Linked all issues which appear to be reports of the same issue in the past. Some of them have discussion and reasoning on the issue and why it hasn't been fixed so far.

By: Jacek Konieczny (jkonieczny) 2013-05-20 02:49:55.925-0500

The problem may be much more serious, as a single misconfigured SIP device may trigger a blocking DNS lookup, causing chan_sip lock-ups and log entries like these:

Apr 24 13:06:47 pbx asterisk[2094]: ERROR[2254]: netsock2.c:263 in ast_sockaddr_resolve: getaddrinfo("broken", "5060", ...): Name or service not known
Apr 24 13:06:47 pbx asterisk[2094]: WARNING[2254]: chan_sip.c:16041 in check_via: Could not resolve socket address for 'broken:5060'

In this case the problem should be probably mitigated by
https://reviewboard.asterisk.org/r/2400/ , but there may be other cases when a client request triggers a DNS lookup.

By: Matt Jordan (mjordan) 2013-05-20 07:38:06.683-0500

I know Olle is looking into this problem and may be doing some work in this area. He may have some insight and/or work that will alleviate this problem. I'm not sure how far down the DNS rabbit hole he's going however, so it may not fix all of the problems you've alluded to here.

There's really two problems at play here:
# DNS is not asynchronous. Performing a DNS lookup blocks the calling thread.
# {{chan_sip}} is single threaded.

Both of these items would require massive rewrites of {{chan_sip}}.

For DNS to be asynchronous, {{chan_sip}} would have to have a callback for each DNS lookup. Whenever a DNS lookup occurs, {{chan_sip}} would have to return from that point and resume with its state restored when the DNS lookup completes. I can't even begin to scope out the scale of this work. {{chan_sip}} is structured in such a way that once a request/response handling begins, it is expected to run to completion for that request/response. There is no way to defer additional handling for later processing or for another thread.

Similarly, {{chan_sip}} being made multi-threaded would invalidate the threading model (such as it is) in {{chan_sip}}. Often, we "know" that only a single thread is processing requests/responses, and certain operations take place sequentially because of it. Opening this up to multiple threads would, again, invalidate much of the structure in {{chan_sip}}.
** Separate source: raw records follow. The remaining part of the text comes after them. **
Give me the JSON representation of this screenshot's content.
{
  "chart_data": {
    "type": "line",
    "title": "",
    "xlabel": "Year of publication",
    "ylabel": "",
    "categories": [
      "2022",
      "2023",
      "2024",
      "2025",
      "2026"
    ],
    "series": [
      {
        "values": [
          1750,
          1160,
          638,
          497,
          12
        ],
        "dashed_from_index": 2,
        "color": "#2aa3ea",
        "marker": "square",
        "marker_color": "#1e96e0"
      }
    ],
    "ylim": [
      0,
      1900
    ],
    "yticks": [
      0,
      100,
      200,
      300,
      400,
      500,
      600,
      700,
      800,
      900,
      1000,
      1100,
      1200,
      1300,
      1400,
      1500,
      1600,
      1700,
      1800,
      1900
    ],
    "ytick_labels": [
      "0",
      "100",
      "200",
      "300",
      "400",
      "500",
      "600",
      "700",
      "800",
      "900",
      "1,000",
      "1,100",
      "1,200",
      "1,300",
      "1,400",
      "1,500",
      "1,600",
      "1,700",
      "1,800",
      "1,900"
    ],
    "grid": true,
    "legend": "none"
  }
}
There is no way to address these problems in a release branch without:
* Consuming significant developer resources
* Injecting a huge amount of risk into release branches
* Requiring a substantial testing effort from the entire Asterisk user community

So what about trunk?

This is why we wrote a new SIP channel driver.
# It is multi-threaded. Its entire design assumes multiple threads servicing requests/responses and processing them in a well defined stack.
# It uses asynchronous DNS.

I cannot foresee a general effort attempting to resolve this problem in {{chan_sip}}.

Now, all of that being said, Olle does good work. He may have a solution that you can try and that may also be generally applicable to release branches of Asterisk. It would be a good idea to contact him and see if you can assist with his development and testing efforts.

By: Jaco Kroon (jkroon) 2013-05-20 09:18:25.686-0500

Olle is dealing with SRV records.  His work will in a manner depends on this being fixed.  Or will need to be fixed separately.

By: Olle Johansson (oej) 2013-08-26 08:56:02.915-0500

Yes, I'm focusing only on SRV record support right now, not the asynch part. Install a caching DNS resolver like bind on the same host and most cases will be fine. I don't believe that Matt is completely correct in what he writes, we should be able to improve the situation a lot of starts and reloads just by being a bit clever and use an async DNS library - but I think he is correct for calls. If we fix peers and reloads we have come a long way.